While the Mundy Township Police Department was not suffering as bad as some others, he saw a trend that did not bode well for these public servants. So Ogle decided to make a change.

While in college, Ogle also thought about a career in law, “but my gravitation toward police work overrode that.” Now, it again sparked an interest. Ogle saw through the years how much one of his close friends growing up enjoyed law. “It motivated me to move forward in my life, especially since police careers seem to be somewhat stagnant,” Ogle said.

He only applied to one law school – Cooley – because it offers so much for people who are working and have children, is close, and is geared to helping students not only learn law from the books, but by practical life examples.

Through Ogle’s attorney friend, he learned of Hetherington.

“We had met a few times in police work,” Hetherington said of Ogle. Though never close friends, they had acquired knowledge of each other working narcotics. The two cops-turned-law-students had lunch to talk about their new adventures.

When Hetherington was unable to get some of the classes he needed, he switched to Auburn Hills, and the two have taken most of their classes together and become study partners, bouncing ideas and thoughts back and forth, preparing for exams together, and ultimately, taking the bar exam together. The arrangement has helped both.

“It’s beneficial, as friends and former cops,” Hetherington said. “We have a lot of the same ideals and mindsets. I knew he was experienced in a lot of the same things that I was, the same life experiences, and here we are going through the same classes.”

“We got to know each other better, and helped each other out,” Ogle said. “And it’s very beneficial, because I’ve got someone who’s been in the same profession, had the same experiences, with similar backgrounds, the same type of thinking, and similar stages in life. It’s made it a lot easier.”

While Ogle has kept his police job for now, Hetherington has been working as a paralegal for his and Ogle’s mutual friend’s law firm,
handling research, case preparation, and other legal duties.

Both are pretty open to what branch of the law they pursue.

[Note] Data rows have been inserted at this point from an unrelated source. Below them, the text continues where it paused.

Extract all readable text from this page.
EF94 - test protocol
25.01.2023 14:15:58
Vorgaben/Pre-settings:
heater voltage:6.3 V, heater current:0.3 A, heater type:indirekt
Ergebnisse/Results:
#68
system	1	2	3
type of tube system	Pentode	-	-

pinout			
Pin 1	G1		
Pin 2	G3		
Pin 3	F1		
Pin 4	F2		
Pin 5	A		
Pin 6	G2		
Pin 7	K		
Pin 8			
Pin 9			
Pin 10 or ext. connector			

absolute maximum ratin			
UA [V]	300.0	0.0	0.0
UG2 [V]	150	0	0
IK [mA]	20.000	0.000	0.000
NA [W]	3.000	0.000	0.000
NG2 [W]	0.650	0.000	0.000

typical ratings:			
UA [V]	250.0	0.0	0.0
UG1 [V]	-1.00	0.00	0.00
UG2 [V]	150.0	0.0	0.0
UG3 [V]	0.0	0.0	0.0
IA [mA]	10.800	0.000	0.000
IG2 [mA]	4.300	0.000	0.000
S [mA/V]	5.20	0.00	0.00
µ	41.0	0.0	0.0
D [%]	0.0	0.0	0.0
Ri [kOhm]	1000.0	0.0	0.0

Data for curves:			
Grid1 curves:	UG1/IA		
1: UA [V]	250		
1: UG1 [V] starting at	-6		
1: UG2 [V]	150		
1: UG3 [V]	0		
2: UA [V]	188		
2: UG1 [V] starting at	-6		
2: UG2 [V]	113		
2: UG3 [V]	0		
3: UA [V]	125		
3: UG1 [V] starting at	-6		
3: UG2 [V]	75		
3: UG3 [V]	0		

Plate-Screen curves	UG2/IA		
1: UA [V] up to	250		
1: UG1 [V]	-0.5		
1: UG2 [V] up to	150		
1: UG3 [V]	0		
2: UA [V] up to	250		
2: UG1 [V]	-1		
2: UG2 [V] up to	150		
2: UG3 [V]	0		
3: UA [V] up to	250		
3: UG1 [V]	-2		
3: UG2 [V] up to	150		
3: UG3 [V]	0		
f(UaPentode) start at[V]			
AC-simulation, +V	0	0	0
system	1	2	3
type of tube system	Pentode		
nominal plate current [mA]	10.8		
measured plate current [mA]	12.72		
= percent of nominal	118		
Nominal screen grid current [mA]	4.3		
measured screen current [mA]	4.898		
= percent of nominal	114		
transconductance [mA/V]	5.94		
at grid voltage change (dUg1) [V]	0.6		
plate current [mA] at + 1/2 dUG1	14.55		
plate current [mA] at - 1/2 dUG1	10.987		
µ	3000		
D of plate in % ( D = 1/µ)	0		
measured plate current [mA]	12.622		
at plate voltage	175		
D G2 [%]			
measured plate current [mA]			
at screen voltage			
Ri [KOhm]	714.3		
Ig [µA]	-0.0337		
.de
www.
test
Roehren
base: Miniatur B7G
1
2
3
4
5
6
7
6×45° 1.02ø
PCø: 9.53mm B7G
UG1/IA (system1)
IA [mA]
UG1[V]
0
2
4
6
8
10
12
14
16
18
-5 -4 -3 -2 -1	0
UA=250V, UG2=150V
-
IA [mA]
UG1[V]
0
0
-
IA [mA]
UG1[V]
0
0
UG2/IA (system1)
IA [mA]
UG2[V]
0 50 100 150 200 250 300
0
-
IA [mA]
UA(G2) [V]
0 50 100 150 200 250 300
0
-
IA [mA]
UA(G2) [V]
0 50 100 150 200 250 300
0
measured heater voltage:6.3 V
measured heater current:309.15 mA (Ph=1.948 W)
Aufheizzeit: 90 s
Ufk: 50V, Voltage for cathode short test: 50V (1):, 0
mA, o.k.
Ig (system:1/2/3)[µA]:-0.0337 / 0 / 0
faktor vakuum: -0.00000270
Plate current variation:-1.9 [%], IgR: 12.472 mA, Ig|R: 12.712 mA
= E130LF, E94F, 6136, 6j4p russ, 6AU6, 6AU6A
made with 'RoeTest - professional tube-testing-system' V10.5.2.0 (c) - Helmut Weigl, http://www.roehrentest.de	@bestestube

Those in law enforcement refer to defense attorneys as joining “the dark side.” Both Hetherington and Ogle said they had to switch gears, from thinking like cops to thinking like attorneys, and it took some adjustment. But both believe in doing the job the right way in affording people due process of law. They both did that as cops, and they’ll both do it as lawyers.

“That’s the way our system is designed, and we have a wonderful criminal justice system,” Ogle said. “And we have to have faith in it.”